Website showing as insecure by Chrome, Firefox


My domain is:

My web server is (include version): Apache/2.4.27

The operating system my web server runs on is (include version): Debian GNU/Linux 8

My hosting provider, if applicable, is: Google

I can login to a root shell on my machine (yes or no, or I don’t know): yes

My website is showing as unsecured by almost all browsers, though SSL Lab result shows A. I have also tried using fullchain.pem instead of cert.pem with no result as suggested in one of the forum.

Please advise.


At this point you are sending the public cert and then the public cert and intermediate chain:

Certificate chain
0 s:/
i:/C=US/O=Let’s Encrypt/CN=Let’s Encrypt Authority X3
1 s:/
i:/C=US/O=Let’s Encrypt/CN=Let’s Encrypt Authority X3
2 s:/C=US/O=Let’s Encrypt/CN=Let’s Encrypt Authority X3
i:/O=Digital Signature Trust Co./CN=DST Root CA X3

Please show the lines in the vhost file where you use the cert files.


Thanks for the quick reply. Mentioned below are the lines from httpd-vhosts.conf:

SSLCertificateFile /opt/bitnami/apps/wordpress/letsencrypt/live/
SSLCertificateKeyFile /opt/bitnami/apps/wordpress/letsencrypt/live/
SSLCertificateChainFile /opt/bitnami/apps/wordpress/letsencrypt/live/


Can you try this. This is what I use on Apache servers, not sure though how you have generated the certs.
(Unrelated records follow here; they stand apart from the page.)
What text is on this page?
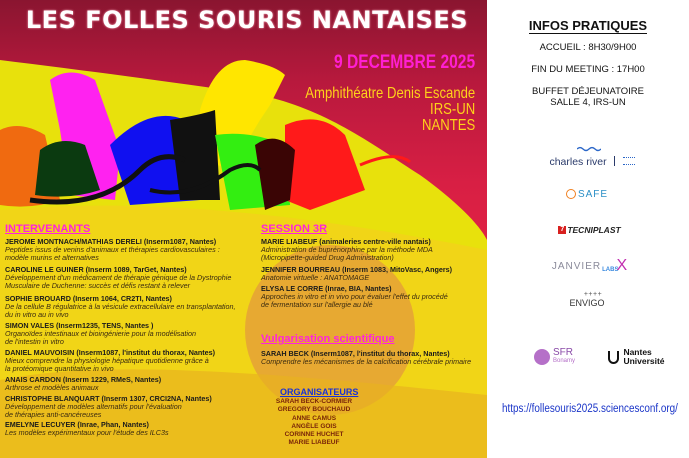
LES FOLLES SOURIS NANTAISES
9 DECEMBRE 2025
Amphithéatre Denis Escande
IRS-UN
NANTES
INTERVENANTS
JEROME MONTNACH/MATHIAS DERELI (Inserm1087, Nantes)
Peptides issus de venins d'animaux et thérapies cardiovasculaires :
modèle murins et alternatives
CAROLINE LE GUINER (Inserm 1089, TarGet, Nantes)
Développement d'un médicament de thérapie génique de la Dystrophie
Musculaire de Duchenne: succès et défis restant à relever
SOPHIE BROUARD (Inserm 1064, CR2TI, Nantes)
De la cellule B régulatrice à la vésicule extracellulaire en transplantation,
du in vitro au in vivo
SIMON VALES (Inserm1235, TENS, Nantes )
Organoïdes intestinaux et bioingénierie pour la modélisation
de l'intestin in vitro
DANIEL MAUVOISIN (Inserm1087, l'institut du thorax, Nantes)
Mieux comprendre la physiologie hépatique quotidienne grâce à
la protéomique quantitative in vivo
ANAIS CARDON (Inserm 1229, RMeS, Nantes)
Arthrose et modèles animaux
CHRISTOPHE BLANQUART (Inserm 1307, CRCI2NA, Nantes)
Développement de modèles alternatifs pour l'évaluation
de thérapies anti-cancéreuses
EMELYNE LECUYER (Inrae, Phan, Nantes)
Les modèles expérimentaux pour l'étude des ILC3s
SESSION 3R
MARIE LIABEUF (animaleries centre-ville nantais)
Administration de buprénorphine par la méthode MDA
(Micropipette-guided Drug Administration)
JENNIFER BOURREAU (Inserm 1083, MitoVasc, Angers)
Anatomie virtuelle : ANATOMAGE
ELYSA LE CORRE (Inrae, BIA, Nantes)
Approches in vitro et in vivo pour évaluer l'effet du procédé
de fermentation sur l'allergie au blé
Vulgarisation scientifique
SARAH BECK (Inserm1087, l'institut du thorax, Nantes)
Comprendre les mécanismes de la calcification cérébrale primaire
ORGANISATEURS
SARAH BECK-CORMIER
GREGORY BOUCHAUD
ANNE CAMUS
ANGÈLE GOIS
CORINNE HUCHET
MARIE LIABEUF
INFOS PRATIQUES
ACCUEIL : 8H30/9H00
FIN DU MEETING : 17H00
BUFFET DÉJEUNATOIRE
SALLE 4, IRS-UN
charles river
SAFE
7 TECNIPLAST
JANVIER LABS
X
++++
ENVIGO
SFR
Bonamy
Nantes
Université
https://follesouris2025.sciencesconf.org/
SSLCertificateFile /opt/bitnami/apps/wordpress/letsencrypt/live/
SSLCertificateKeyFile /opt/bitnami/apps/wordpress/letsencrypt/live/
SSLCertificateChainFile /opt/bitnami/apps/wordpress/letsencrypt/live/


This is tried, it was the original config. I changed to fullchain.pem later.


Strange, was worth a shot because I use that on all Apache sites without issue. Did your original config also have privkey.pem instead of private.pem ?


My file is stored as private.pem so I have to change it that.


Does fullchain.pem contain two certificates?


Ok I thought that might be the case.


Your web site shows as secure for me in Firefox, Chrome and Safari ??

45 PM


I opened it using vi editor, it has two begin and end certificate tags. So I guess yes.


Also no errors with Qualsys tests


Use fullchain.pem with SSLCertificateFile (instead of cert.pem) and comment out SSLCertificateChainFile completely, then you should be right.


@bytecamp his current config does not give me any errors, are you also seeing the site loading as insecure?


No, but I saw double-propagation of the certificate via openssl s_client. Now it seems to be correct at least from that point of view.


Okay gotya I didn’t dig that deep :slight_smile:


Thanks, it is working now. I have also observed that its working on but not on


It’s what rg305 posted.

$ openssl s_client -connect -servername </dev/null | grep -A10 ‘Certificate chain’


You seem to have configured a separate VirtualHost for this domain name, because it sends a self-signed certificate with wrong common name.

$ openssl s_client -connect -servername </dev/null | grep -A10 'Certificate chain’
Certificate chain
0 s:/


Well, I have kept www.* as ServerAlias now. Should it solve the issue?